Visas pour El Hadj, sectes et conversion au christianisme

AFFAIRES RELIGIEUSES ET WAKFS

Visas pour El Hadj, sectes et conversion au christianisme

Le Quotidien d’Oran, 25 décembre 2005

Le ministre des Affaires religieuses et des Wakfs a affirmé que l’Arabie Saoudite a accepté d’augmenter le nombre de pèlerins algériens avec des conditions.

Il a en outre fait savoir que Sandouk Ezzakat a collecté cette année près de 60 millions de dinars dont 10 proviennent de Zakate El-Fitr.

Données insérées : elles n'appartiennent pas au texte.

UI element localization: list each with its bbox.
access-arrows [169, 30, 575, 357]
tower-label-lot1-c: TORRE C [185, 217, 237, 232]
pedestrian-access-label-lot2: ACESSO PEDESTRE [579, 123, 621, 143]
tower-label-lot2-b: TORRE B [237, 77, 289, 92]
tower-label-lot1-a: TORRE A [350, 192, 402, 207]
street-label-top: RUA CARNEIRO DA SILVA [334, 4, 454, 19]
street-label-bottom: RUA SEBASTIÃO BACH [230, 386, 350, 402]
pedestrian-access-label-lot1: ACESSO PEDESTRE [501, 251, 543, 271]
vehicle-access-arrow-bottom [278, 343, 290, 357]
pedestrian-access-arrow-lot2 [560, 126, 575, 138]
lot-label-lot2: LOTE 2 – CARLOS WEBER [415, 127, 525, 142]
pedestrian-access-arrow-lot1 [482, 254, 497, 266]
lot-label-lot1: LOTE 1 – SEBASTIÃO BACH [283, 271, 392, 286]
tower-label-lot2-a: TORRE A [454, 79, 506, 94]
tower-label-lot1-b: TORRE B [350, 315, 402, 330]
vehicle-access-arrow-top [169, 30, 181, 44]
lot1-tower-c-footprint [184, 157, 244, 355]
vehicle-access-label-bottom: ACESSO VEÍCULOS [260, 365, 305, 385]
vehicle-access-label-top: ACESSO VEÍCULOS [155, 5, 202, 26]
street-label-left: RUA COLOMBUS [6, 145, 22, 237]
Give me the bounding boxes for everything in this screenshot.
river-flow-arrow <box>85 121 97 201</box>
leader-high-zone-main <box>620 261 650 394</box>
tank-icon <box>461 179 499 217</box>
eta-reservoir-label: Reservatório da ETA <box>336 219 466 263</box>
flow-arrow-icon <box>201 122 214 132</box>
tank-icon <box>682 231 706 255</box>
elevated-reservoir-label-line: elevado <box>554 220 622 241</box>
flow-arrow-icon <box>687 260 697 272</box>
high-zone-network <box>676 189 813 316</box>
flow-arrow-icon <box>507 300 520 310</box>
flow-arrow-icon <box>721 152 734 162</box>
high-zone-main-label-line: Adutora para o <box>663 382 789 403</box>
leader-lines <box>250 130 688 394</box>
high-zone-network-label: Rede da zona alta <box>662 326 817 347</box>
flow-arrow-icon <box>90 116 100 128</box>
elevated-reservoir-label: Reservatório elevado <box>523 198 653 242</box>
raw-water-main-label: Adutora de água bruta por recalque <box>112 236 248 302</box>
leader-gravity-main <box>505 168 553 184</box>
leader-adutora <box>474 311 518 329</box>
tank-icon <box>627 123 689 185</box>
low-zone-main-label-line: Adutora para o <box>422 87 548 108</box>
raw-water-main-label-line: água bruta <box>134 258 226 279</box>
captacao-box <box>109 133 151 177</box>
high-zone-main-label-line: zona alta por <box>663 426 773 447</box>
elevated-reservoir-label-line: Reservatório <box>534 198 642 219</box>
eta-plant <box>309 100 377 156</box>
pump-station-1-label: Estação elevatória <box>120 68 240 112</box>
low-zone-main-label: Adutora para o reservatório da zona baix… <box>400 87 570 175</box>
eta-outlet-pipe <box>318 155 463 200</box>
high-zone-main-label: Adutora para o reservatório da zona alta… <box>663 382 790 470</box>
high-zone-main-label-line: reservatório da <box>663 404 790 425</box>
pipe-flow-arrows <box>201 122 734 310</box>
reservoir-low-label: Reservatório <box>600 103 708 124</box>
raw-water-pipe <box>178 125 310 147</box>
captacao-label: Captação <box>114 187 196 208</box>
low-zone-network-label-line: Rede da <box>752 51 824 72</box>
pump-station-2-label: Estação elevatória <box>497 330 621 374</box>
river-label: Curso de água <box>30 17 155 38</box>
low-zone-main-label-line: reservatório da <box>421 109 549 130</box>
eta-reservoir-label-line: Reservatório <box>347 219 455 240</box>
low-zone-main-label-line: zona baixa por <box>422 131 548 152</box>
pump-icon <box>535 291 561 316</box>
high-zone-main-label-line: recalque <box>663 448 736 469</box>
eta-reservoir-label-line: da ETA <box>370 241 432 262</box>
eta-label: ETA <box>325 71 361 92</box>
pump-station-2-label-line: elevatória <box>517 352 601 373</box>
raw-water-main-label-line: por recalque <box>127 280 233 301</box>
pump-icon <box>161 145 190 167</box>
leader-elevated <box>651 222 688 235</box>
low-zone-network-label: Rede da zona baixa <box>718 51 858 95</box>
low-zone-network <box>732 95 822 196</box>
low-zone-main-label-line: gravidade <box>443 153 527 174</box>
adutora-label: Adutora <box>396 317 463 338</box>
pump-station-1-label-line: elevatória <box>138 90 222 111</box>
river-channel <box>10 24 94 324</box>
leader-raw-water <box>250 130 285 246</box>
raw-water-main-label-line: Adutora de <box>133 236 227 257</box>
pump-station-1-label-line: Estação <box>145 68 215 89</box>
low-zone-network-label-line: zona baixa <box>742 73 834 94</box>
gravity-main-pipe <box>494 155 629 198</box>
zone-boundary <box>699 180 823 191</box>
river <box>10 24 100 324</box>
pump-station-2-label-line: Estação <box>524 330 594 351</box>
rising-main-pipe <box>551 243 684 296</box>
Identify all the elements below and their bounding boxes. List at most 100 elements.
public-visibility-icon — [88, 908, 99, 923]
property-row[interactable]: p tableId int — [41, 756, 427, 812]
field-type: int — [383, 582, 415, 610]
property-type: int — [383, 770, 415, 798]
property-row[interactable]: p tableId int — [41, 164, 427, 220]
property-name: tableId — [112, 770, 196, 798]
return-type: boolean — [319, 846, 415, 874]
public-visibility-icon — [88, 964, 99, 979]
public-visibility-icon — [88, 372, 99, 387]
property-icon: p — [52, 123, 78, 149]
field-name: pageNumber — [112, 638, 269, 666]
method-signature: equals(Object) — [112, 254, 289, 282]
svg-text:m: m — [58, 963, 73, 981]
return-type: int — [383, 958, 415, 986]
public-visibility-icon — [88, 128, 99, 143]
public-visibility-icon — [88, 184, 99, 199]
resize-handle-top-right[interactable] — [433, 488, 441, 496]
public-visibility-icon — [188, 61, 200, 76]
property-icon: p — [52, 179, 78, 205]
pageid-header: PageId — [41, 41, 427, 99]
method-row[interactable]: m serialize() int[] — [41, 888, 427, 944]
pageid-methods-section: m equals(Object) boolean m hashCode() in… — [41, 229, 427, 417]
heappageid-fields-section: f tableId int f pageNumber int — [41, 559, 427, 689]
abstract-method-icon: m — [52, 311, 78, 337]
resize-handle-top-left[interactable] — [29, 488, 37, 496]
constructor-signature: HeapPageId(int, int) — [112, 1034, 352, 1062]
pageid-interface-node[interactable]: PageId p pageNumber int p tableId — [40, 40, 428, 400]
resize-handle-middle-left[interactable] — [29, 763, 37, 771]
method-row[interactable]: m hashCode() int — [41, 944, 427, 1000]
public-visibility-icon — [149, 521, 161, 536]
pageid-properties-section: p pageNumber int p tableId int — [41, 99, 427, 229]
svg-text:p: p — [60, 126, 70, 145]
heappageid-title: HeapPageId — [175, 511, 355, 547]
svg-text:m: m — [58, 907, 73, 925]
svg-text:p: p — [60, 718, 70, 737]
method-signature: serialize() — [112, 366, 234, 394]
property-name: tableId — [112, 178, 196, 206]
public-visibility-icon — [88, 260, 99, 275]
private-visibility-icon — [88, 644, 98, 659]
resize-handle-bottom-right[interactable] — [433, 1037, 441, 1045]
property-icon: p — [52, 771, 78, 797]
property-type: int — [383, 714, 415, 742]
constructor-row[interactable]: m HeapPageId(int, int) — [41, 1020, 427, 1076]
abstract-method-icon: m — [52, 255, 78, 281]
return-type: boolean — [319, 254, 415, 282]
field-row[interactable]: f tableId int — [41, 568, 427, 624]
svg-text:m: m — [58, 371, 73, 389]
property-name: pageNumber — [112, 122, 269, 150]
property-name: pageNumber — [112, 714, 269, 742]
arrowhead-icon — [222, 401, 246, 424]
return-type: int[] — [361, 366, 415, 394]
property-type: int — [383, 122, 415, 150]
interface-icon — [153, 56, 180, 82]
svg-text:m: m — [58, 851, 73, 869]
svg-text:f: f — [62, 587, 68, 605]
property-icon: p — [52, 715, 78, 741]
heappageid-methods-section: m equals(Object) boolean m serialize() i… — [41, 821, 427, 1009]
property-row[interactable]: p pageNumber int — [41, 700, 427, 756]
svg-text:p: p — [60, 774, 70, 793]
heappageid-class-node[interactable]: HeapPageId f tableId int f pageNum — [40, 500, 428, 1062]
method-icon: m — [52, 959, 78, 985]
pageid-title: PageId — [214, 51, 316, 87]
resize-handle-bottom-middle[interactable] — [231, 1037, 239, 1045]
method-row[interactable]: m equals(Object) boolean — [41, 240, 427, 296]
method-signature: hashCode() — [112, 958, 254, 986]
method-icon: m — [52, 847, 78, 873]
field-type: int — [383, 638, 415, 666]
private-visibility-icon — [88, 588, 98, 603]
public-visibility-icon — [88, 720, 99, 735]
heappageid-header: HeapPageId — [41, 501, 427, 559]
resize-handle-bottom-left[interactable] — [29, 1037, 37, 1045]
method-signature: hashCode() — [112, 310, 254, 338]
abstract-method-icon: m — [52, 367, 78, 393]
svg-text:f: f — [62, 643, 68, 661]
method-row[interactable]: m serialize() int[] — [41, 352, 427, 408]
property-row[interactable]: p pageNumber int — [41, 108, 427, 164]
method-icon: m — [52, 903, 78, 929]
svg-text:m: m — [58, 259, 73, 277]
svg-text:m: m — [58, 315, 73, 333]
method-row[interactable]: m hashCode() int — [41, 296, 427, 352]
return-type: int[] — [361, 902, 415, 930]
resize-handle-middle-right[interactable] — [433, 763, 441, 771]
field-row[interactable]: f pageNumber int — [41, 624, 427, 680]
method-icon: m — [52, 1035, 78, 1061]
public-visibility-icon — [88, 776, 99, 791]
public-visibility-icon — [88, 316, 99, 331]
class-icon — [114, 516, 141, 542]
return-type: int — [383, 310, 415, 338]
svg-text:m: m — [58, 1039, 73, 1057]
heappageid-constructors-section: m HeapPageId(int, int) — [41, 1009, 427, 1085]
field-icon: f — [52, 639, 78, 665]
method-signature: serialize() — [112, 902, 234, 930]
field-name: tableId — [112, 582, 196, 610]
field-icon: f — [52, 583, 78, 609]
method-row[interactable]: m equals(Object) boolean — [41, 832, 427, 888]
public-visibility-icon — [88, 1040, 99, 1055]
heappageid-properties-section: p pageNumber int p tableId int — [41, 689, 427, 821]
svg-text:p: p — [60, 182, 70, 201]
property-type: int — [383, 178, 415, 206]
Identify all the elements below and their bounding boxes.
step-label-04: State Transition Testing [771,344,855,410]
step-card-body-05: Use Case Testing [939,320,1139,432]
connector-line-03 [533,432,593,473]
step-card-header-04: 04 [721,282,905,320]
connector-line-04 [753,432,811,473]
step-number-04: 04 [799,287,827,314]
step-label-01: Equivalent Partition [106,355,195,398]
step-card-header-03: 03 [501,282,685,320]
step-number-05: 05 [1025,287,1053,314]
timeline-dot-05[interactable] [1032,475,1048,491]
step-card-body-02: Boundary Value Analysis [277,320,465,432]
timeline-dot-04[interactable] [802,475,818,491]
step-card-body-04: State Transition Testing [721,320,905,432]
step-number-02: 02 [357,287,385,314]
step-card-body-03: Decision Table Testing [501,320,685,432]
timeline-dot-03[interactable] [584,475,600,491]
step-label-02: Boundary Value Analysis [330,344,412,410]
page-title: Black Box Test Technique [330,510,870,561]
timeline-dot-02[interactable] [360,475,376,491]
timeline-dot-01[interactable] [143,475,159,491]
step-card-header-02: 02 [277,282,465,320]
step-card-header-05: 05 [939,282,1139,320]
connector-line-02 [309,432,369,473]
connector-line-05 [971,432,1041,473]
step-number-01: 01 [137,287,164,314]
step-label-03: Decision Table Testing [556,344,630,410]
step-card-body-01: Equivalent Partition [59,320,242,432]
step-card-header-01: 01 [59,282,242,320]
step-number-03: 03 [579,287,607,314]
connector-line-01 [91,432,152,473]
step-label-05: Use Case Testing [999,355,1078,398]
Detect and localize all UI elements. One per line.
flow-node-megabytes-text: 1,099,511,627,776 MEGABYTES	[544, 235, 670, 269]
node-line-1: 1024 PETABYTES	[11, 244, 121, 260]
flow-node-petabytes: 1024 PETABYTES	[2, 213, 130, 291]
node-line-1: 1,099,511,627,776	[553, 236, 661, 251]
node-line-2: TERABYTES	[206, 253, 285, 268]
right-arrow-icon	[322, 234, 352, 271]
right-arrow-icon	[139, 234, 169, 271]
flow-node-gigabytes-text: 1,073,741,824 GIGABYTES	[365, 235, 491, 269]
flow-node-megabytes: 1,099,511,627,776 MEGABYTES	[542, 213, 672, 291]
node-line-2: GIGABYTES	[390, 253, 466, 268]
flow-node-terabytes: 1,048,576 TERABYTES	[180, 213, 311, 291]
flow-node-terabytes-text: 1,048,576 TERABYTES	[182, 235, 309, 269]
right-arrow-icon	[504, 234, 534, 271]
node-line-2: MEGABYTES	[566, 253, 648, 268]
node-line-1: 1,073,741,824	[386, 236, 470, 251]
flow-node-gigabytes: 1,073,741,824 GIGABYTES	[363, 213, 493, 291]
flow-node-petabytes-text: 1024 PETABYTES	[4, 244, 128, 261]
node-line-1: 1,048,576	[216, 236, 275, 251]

C’est lors de son passage hier au forum de l’ENTV que Bouabdellah Ghlamallah a précisé les conditions acceptées par les autorités algériennes de celles saoudiennes pour réviser à la hausse le nombre de pèlerins pour cette année qui est passé ainsi de 32.000 en 2003 à 35.000 en 2005. «Les autorités saoudiennes nous ont posé des conditions dont l’une d’elles est qu’elles n’acceptent pas de délivrer le visa aux pèlerins qui voyagent à titre privé», a déclaré le ministre. Il fait savoir que le nombre toléré de pèlerins répond à des critères en vigueur dans le monde musulman et qui prennent en considération le nombre d’habitants des pays demandeurs. «Nous avons 120.000 demandes et nous ne pouvons pas répondre à toutes ces demandes, le tirage au sort sert à cela», a-t-il noté tout en reconnaissant «qu’il est évident que chacun a le droit d’aller au pèlerinage à titre privé mais ça dépasse le ministère et l’Algérie, c’est l’Arabie Saoudite qui refuse d’accorder le visa aux pèlerins qui n’ont pas réussi à obtenir le passeport par le biais de l’opération du tirage au sort qu’organise la commission nationale du Hadj». Le ministre affirme que c’est depuis ces trois dernières années que le royaume wahhabite applique cette directive à tous les pays musulmans. «S’il y a des personnes qui ont pu aider des pèlerins à obtenir le visa, je n’y vois pas d’inconvénient» a-t-il répondu à une question sur «les recommandations qui viennent de la Présidence» et autres. «Tous les visas pour La Mecque sont centralisés au niveau du centre informatique de Djeddah. C’est un pays qui veut s’organiser, nous n’avons pas le droit de nous immiscer dans ce qu’il décide», a-t-il ajouté pour plus de clarifications. Au propriétaire d’une agence de voyages privée qui l’a interrogé sur la possibilité d’affréter des avions pour la période du pèlerinage, le ministre lui répondra: «je ne suis pas chargé du transport, demandez-le aux ministère et compagnies concernés. J’ai souhaité qu’il y ait d’autres moyens de transports pour les pèlerins mais…» A propos des accompagnateurs, Ghlamallah indiquera qu’il en existe 3 pour 500 pèlerins. Il refusera de croire que des pèlerins algériens n’ont pas bénéficié de soins médicaux et exhortent ceux qui s’en plaignent de lui donner des noms, «parce que tout est informatisé, du nombre de hadjs auscultés au nombre de médicaments distribués».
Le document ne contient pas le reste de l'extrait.